La mujer bajó los ojos.

—Sería impropio de un sirviente de palacio evitar a su reina, Receptáculo. No debe de haberte visto.

«Claro —pensó Siri—, igual que las otras veces.» Cuando lo mandaba llamar, siempre llegaba después de que ella, harta de esperar, se hubiera ido. Cuando le enviaba una carta, él respondía tan vagamente que acababa por frustrarla. No podía sacar los libros de la biblioteca del palacio, y los sacerdotes la distraían constantemente si intentaba leer en la biblioteca misma. Había pedido que le trajeran libros de la ciudad, pero los sacerdotes habían insistido en que un sacerdote se los leyera, para no «fatigar sus ojos». Siri estaba segura de que si en el libro había algo que los sacerdotes no quisieran que ella supiera, el lector simplemente se lo saltaría.

Dependía de los sacerdotes y escribas para todo, incluyendo información.

«Excepto…», pensó, todavía en la brillante habitación roja. Había otra fuente de información. Se volvió hacia su criada principal.

—¿Qué actividades hay hoy en el patio?

—Muchas, Receptáculo. Han venido algunos artistas y están haciendo pinturas y bocetos. Hay algunos domadores de animales que muestran exóticas criaturas del sur: creo que tienen elefantes y cebras. También hay varios mercaderes de tintes que muestran sus nuevas combinaciones de colores. Y, naturalmente, están los juglares.

—¿Qué hay de ese edificio al que fuimos antes?

—¿El anfiteatro, Receptáculo? Creo que habrá juegos por la noche. Competiciones de habilidad física.

Siri asintió.

—Prepara un palco. Quiero asistir.

* * *

Allá en su tierra, Siri había visto de vez en cuando competiciones de carreras. Solían ser espontáneas, ya que los monjes no aprobaban que los hombres alardearan. Austre confería talentos a todos los hombres y exhibirlos se consideraba arrogancia. Los chicos no podían ser contenidos fácilmente. Ella los había visto correr, incluso los había animado. Sin embargo, esas competiciones no se parecían en nada a lo que ahora practicaban los hombres de Hallandren.

Había media docena de competiciones distintas a la vez. Algunos hombres arrojaban grandes piedras, compitiendo a ver quién las lanzaba más lejos. Otros corrían en un amplio círculo por el interior del anfiteatro, levantando arena y sudando copiosamente con el pegajoso calor de Hallandren. Otros lanzaban jabalinas, disparaban flechas o competían en salto.

Siri lo contemplaba todo con cierto sonrojo. Los hombres sólo vestían taparrabos. Durante las semanas que llevaba en la grandiosa ciudad, nunca había visto nada tan… interesante. Una dama no debía mirar a los hombres jóvenes, le había enseñado su madre.
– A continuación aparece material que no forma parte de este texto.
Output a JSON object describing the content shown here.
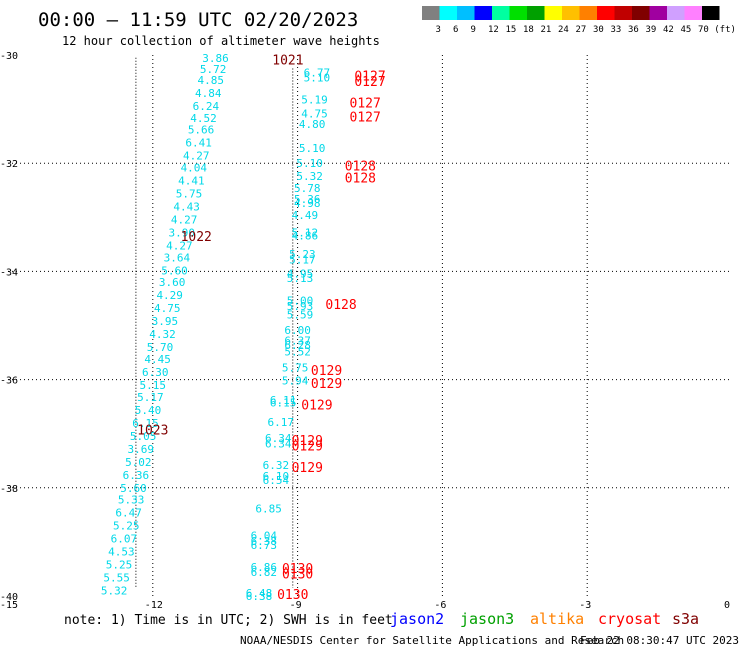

No estaba bien. Sin embargo, ¿qué sentido tenía si no miraba? Siri no podía evitarlo, y no era sólo por la piel desnuda. Esos hombres se habían entrenado intensivamente, habían dominado sus habilidades físicas hasta lograr un efecto maravilloso. Mientras miraba, vio que se daba relativamente poca recompensa a los ganadores de cada evento particular. Las competiciones no tenían por objetivo la victoria, sino la habilidad necesaria para competir.

En ese aspecto, esas competiciones estaban casi en sintonía con las sensibilidades de Idris; pero, al mismo tiempo, eran irónicamente opuestas.
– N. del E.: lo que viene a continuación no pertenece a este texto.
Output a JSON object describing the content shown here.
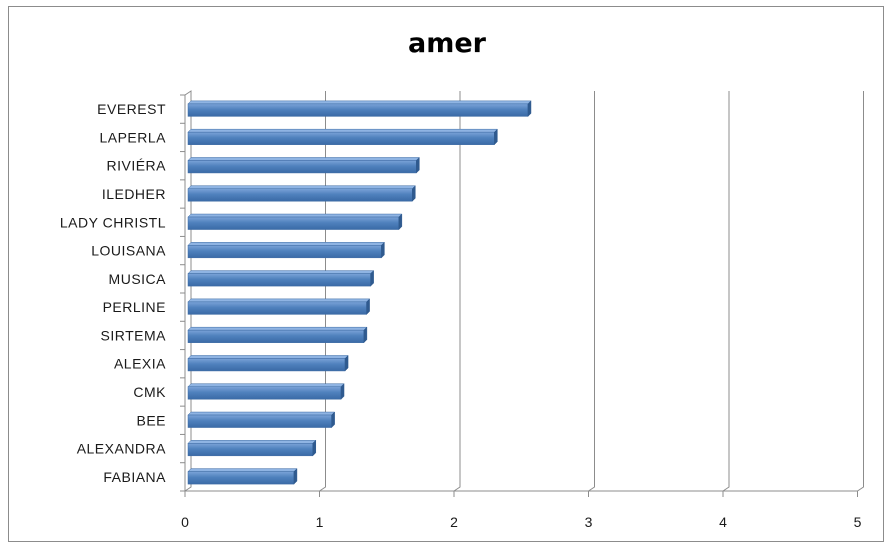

La belleza de los juegos la distrajo más de lo que había esperado, el pelo atascado en un profundo sonrojo castaño rojizo, incluso después de acostumbrarse a la idea de que los hombres compitieran tan ligeros de ropa. Al cabo de un rato, se obligó a levantarse y abandonar el anfiteatro. Tenía trabajo que hacer.

Sus criadas se levantaron. Habían traído todo tipo de lujos. Divanes y cojines, frutas y vinos, incluso un par de hombres con abanicos para mantenerla refrescada. Después de unas semanas en el palacio, esas comodidades empezaban a parecerle algo corriente.